Sebbene Lev Trotskij sia scomparso ormai da tempo, il suo concetto di “rivoluzione permanente” continua a esercitare un’influenza nefasta nella società moderna. Il suo ideale di una rivoluzione incessante, che non si ferma con la conquista del potere ma prosegue verso un’utopica emancipazione totale, si riflette oggi in modalità che possono sembrare più distruttive che liberatorie nella nostra società distopica del XXI secolo.
In un mondo che si trasforma a un ritmo frenetico sotto l’avanzata inesorabile della tecnologia e della digitalizzazione, la visione rivoluzionaria di Trotskij sembra aver trovato una nuova, inquietante incarnazione. La società contemporanea è sempre più dominata da una mentalità che riprende le categorie mentali tipiche dell’ambito militare: efficacia, efficienza, tattica, strategia. Questa prospettiva “bellica” ha invaso la sfera civile, generando una condizione di perenne inquietudine e alienazione, sia a livello individuale che collettivo.
Trotskij immaginava una rivoluzione permanente per la liberazione dell’umanità, ma oggi sembra che l’umanità stessa sia intrappolata in una “rivoluzione cybernetica” senza fine. Questa rivoluzione è guidata da una mentalità che ha perso di vista la vita pacificata e civile, per abbracciare un atteggiamento rivoluzionario e militante che permea ogni aspetto della nostra esistenza.

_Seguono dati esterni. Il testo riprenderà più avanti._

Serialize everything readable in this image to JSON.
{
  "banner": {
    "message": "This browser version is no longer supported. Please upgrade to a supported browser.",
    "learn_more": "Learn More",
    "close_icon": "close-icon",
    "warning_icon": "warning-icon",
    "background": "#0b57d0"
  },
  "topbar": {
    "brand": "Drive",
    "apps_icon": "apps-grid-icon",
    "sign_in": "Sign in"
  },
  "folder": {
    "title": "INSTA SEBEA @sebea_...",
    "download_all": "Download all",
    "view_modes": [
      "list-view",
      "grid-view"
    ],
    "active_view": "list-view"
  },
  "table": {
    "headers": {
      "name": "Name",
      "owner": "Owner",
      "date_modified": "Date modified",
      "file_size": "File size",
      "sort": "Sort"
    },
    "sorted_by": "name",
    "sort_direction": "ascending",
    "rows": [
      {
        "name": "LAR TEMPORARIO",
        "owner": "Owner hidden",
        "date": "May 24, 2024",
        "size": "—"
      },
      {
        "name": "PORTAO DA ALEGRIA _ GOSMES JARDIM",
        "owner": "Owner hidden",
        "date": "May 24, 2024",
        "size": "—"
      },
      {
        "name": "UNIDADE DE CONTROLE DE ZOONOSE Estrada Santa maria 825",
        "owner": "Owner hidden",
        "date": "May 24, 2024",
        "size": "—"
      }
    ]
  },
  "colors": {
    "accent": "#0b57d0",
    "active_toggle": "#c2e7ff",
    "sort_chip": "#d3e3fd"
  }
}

In questo clima, il pensiero di Trotskij ci costringe a porci interrogativi allarmanti: fino a che punto possiamo trasformare la società e l’individuo prima di perdere l’essenza stessa dell’umanità? Quale prezzo stiamo pagando nel perseguire una rivoluzione permanente, spinti da una visione utilitaristica e tecnocratica che riduce l’esistenza umana a mere statistiche e algoritmi?
Queste domande, che Trotskij aveva già sollevato nel suo tempo, riecheggiano con una forza inquietante nella nostra epoca. Esse ci avvertono dei pericoli di un progresso che rischia di sacrificare la dimensione umana, pacificata e civile, sull’altare di un’incessante corsa verso l’innovazione. Un’innovazione che, anziché liberare, rischia di asservire ulteriormente l’umanità, creando nuove disuguaglianze e tensioni sociali.
L’eredità di Trotskij, nella sua forma moderna, sembra essere quella di un monito oscuro. Un avvertimento che il cammino attuale non conduce a una vera emancipazione, ma a una nuova forma di schiavitù, in cui l’essere umano è ridotto a un ingranaggio in un meccanismo di rivoluzione senza fine. Una rivoluzione che, lontana dall’essere un sogno di libertà, si è trasformata in un incubo di oppressione e disumanizzazione.